The fall of Rome is kind of a special case; aside from the survival of the Eastern Empire mentioned above, there was also the Catholic Church around to preserve at least a bit of ancient knowledge, to keep some level of cultural unity across the former Empire, and to facilitate the reintroduction and transmission of ancient texts which had vanished in the West but survived in the East and the Islamic world. Butterfly away Christianity and the fall would be a lot more traumatic, IMHO.
As for civilisations collapsing, in some ways the more sophisticated they are, the more vulnerable they are to collapse. For example, the collapse of the Roman Empire was bad enough, but even at the Empire's height most people (c. 90%, if memory serves) were working on the land, so they'd have at least known how to grow their own food. Also, they'd have generally able to support themselves on their own crops even when the long-distance trade routes were disrupted. Now compare that to the modern West, where around 2% of people are engaged in agriculture and we import a significant amount of our food. Any collapse of Western civilisation comparable to the fall of Rome would almost certainly result in mass starvation.
But, if you want more of a gradual decline rather than a catastrophic collapse, maybe a plausible candidate would be for fossil fuels to gradually run out (/become too expensive for ordinary domestic use) without us being able to find a renewable alternative energy supply instead. If the decline takes a sufficiently long period of time (probably a few generations at least), people would be able to adapt without too much havoc being wreaked on society, but we'd still have to, essentially, go back to pre-electricity days for most things. Also, long-distance transport would become more difficult, so there'd be less globalisation and long-distance trade going on. Would that be suitable enough for the parameters of the OP?
A post-1900 collapse via peak oil sounds fun. But I'm mostly setting my sights on pre-1900 societies, before coal and oil was in high demand. Modern and early modern civilization would seem to have lots of redundancies in place. If one society collapses, another just takes advantage of its weakness.
I suppose in some regard modern regions have 'collapsed' in a sense, that is to say, they have seen much better days. Areas such as the Balkans and the Middle East IOTL, which used to be quite powerful and influential places but in recent decades become rather war-torn and shadows of their former selves, with a few exceptions. I suppose one could do that with early modern civilization.

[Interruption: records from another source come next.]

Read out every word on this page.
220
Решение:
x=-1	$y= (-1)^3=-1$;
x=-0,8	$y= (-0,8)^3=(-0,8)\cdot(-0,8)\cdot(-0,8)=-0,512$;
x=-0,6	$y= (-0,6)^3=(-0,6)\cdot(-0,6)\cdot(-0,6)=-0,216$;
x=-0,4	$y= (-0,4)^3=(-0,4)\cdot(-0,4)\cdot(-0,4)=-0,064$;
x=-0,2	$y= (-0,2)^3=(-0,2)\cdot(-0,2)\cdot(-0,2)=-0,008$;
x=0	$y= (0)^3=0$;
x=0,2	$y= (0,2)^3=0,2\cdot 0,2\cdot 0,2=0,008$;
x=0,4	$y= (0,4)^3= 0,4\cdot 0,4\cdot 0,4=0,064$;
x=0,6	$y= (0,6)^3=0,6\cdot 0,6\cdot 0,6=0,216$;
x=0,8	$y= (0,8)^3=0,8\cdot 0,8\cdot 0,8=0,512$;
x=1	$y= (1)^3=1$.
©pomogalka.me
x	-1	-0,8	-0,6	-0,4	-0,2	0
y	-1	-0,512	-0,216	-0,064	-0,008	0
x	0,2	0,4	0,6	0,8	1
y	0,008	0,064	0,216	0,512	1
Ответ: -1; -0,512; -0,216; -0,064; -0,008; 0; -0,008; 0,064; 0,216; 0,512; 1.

Collapse, especially in this regard, can definitely get some book-burning and general forgetting of technologies and secrets but I'm still trying to confirm if civilization can simply regress, probably under the influence of stagnation or something. Some sort of trend where older ways appear to be more desirable or the current ways seem unfeasible, nations look to cut the fat off of what they see as frivolities and simplify some things...of course, this would probably have to mean little threat of competition, but I'm not sure. Books seem to be the primary hurdle in preventing a loss of knowledge and, well, 'negative' technological progress.
No, it isn't. Middle Eastern peoples abandoned the wheel in favor of the camel, for example, since camels were actually more efficient than wheeled transport for what they needed. That said, technological advances, when they are useful in making life easier, do get adopted.
Oh yeah, that's right! But they never really forgot the wheel, did they? Just stopped using it because the ancient roads became impractical.